The Daily Fantasy Sports Debacle
The Daily Fantasy Sports Debacle
Theo Deitz-Green ‘19
Over the past few months, students at Golda Och Academy have been committing what many consider to be a crime.
Recently, controversy has arisen across the United States over daily fantasy sports leagues. Every day there is a sporting event, people can enter a league and choose teams of players based on who they anticipate will perform the best. The people with the teams that end up performing best win money and other rewards such as tickets to sporting events.
The leagues are very controversial because many people believe that those playing in these leagues are gambling, given that people are betting and either winning or losing money based on events beyond their control. In the United States, online gambling is illegal.

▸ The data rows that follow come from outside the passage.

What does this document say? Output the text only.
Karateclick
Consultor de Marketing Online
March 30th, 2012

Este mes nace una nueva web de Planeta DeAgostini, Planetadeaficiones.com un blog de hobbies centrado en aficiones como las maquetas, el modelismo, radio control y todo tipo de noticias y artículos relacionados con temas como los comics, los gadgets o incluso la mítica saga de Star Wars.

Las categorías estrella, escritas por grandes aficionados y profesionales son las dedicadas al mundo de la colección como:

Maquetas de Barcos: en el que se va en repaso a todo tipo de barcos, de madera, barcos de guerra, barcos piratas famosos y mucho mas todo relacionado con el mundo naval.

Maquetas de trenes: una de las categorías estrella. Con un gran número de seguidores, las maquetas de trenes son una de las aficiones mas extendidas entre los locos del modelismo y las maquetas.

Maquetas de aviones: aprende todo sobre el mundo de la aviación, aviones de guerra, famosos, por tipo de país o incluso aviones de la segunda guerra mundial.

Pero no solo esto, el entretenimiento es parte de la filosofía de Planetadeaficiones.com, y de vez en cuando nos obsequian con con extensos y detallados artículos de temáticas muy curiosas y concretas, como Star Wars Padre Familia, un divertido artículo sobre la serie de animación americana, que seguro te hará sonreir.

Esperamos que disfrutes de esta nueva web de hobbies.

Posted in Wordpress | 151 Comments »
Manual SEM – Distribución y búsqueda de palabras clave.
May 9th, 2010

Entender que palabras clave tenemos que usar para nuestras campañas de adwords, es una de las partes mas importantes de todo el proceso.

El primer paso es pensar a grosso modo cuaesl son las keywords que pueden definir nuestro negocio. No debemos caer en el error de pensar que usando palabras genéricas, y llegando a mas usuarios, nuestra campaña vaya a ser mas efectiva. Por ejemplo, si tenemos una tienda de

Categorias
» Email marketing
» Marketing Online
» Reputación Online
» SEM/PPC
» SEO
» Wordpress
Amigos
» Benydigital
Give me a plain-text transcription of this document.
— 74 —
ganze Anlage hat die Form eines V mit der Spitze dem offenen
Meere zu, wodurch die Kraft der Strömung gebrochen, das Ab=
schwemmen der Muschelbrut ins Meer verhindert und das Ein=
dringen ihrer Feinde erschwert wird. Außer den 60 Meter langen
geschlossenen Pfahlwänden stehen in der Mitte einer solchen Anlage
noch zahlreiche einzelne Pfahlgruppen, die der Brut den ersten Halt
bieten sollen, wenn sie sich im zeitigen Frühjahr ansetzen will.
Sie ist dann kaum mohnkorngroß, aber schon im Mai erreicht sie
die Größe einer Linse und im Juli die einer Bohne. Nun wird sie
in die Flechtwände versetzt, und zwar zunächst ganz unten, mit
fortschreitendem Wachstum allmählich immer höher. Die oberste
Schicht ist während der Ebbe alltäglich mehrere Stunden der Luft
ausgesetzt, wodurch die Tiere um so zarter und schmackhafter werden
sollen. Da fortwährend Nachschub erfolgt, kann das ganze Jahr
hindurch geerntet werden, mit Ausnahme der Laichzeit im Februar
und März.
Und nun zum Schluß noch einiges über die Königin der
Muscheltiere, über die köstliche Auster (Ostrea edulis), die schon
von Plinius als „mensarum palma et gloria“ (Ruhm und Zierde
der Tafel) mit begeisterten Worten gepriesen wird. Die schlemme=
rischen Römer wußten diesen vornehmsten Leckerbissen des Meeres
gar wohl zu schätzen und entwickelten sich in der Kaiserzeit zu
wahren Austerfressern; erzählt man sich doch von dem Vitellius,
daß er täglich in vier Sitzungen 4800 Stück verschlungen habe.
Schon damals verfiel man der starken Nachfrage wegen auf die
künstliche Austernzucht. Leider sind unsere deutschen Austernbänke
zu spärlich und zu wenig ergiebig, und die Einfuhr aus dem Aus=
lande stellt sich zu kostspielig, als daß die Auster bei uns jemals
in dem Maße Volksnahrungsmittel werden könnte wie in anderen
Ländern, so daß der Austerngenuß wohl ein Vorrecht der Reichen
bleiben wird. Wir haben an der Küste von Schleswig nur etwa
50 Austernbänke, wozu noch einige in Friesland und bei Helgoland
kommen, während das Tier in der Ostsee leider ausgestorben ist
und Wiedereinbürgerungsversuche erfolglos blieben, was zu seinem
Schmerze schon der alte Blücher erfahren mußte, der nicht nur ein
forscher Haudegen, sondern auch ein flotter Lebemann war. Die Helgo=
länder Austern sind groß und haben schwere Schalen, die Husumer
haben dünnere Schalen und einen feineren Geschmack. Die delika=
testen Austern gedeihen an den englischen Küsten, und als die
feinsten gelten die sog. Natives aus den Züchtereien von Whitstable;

The main daily fantasy sports companies, DraftKings and FanDuel, disagree. They argue that these leagues are skill-based and are therefore, not gambling.
Similarly, the Golda Och Academy community is divided on this issue. For some, like freshman Josh Kalet, there is a simple answer.
“I would consider it gambling,” Kalet said. “There is no way that you can accurately predict how a player will perform before the game.”
Sophomore Jake Halpern also thinks the answer is easy.
“It’s all about skill,” Halpern said. “I know who’s good and I know who’s not.”
Others, like freshman Eitan Gerstle, find this issue much more complex. He thinks that it is gambling but still insists that “there is no black and white.
“Yeah, it’s gambling,” Gerstle said. “[However], they are so popular at this point that there is no way to shut it down.”
Some think it matters less about whether it is or is not gambling and more about whether or not the government should be regulating gambling in the first place.
“I think [government regulation of gambling] is a very complicated question,” responded Rabbi Adam Gindea, “because it’s based on your understanding of the government. If you don’t believe the government should micromanage [people’s lives, then it shouldn’t be able to regulate gambling], but if you believe it should guide and guard all the rules and regulations, then perhaps they should.”
Among the students, there are different views on what role the government should play in this issue.
Freshman Gideon Fox believes the government should “regulate it like online poker,” but fellow freshman Fanya Hoffman has a different view. She believes that people should be able to do whatever they want.
“As long as it doesn’t hurt anyone else,” commented Hoffman, “it’s their choice.”